The analysis of Washington Post data reveals that overall there were 79 new investigations by the Commerce Department in 2017 into unfair trade practices by foreign competitors of American companies. This, according to the LA Times analysis, means there was a 65 percent jump in demands for tariffs on foreign competitors from 2016, marking a 16-year high.

The Trump administration made history when it announced in November that it would be taking action against China for dumping cheap aluminum sheet in the U.S., unfairly hurting American companies.

Breitbart’s John Carney reported:

The Commerce Department announced Tuesday that it is undertaking anti-dumping investigations into imports of common alloy aluminum sheet from China.

The investigations announced Tuesday are being conducted on the Commerce Department’s own initiative. Typically anti-dumping investigations are prompted by complaints of U.S. companies. The last time the Commerce Department self-initiated a so-called antidumping and countervailing duty investigation was against Japan in the 1980s.

Separately, Secretary Ross also announced that it had reached a “final determination” that China is providing unfair subsidies to producers of tool chests and cabinets. Last year, imports of tool chests and cabinets for China were valued at an estimated $230 million. As a result of the final determination, Commerce will instruct U.S. Customers and Border Protection to collect cash deposits from importers of tool chests to offset the value of the subsidies.

Generally, trade lawsuits are initiated by American companies when they allege that foreign competitors are unfairly taking advantage of U.S. trade policy to dump cheap products in the country, hurting American-owned business in the meantime. From there, the Commerce Department and the International Trade Commission take up the complaint.

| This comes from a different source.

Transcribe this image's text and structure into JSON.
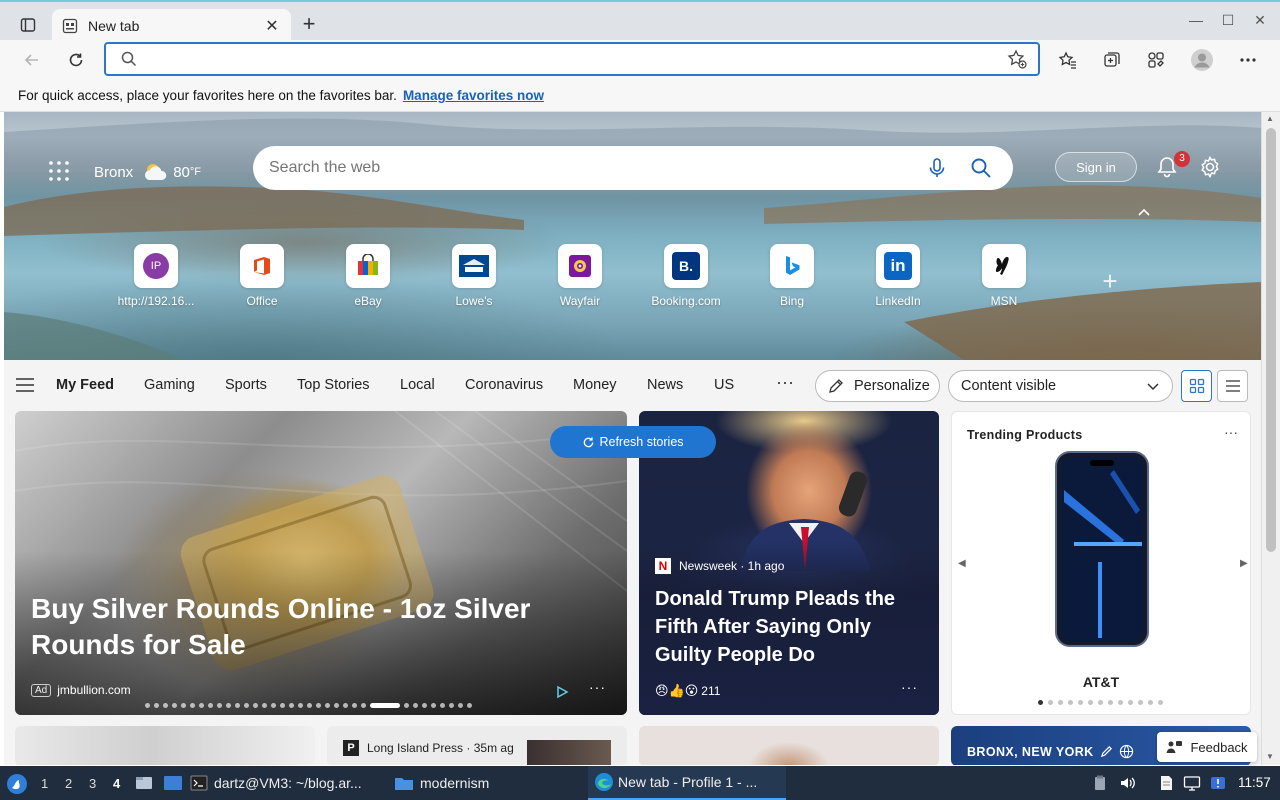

Breitbart News Executive Chairman and former White House Chief Strategist Stephen K. Bannon most recently spoke extensively about the negative impact free trade and China’s rise have had on American workers and manufacturing jobs.

“If you are a high school graduate, you have not had a raise in 50 years,” Bannon said during a conference in Tokyo, Japan this month. “What we have in the United States today is not capitalism, so much as it is socialism for the wealthy.”

“The ascendant economy in the United States, of Silicon Valley, of Wall Street, and Hollywood, and the imperial capitol of Washington, D.C. has no interest in taking on China. They’ve all benefitted from China’s rise,” he said. “It is the working class people … that have had to bear the brunt of that. The Trump voters.”

The Trump administration’s pro-American trade initiatives are a more than a two-decade break from the globalist trade agendas of past administrations under President George W. Bush and President Obama. For years, both political establishments have joined forces to push multinational free trade deals that outsource and offshore Americans’ jobs to foreign nations.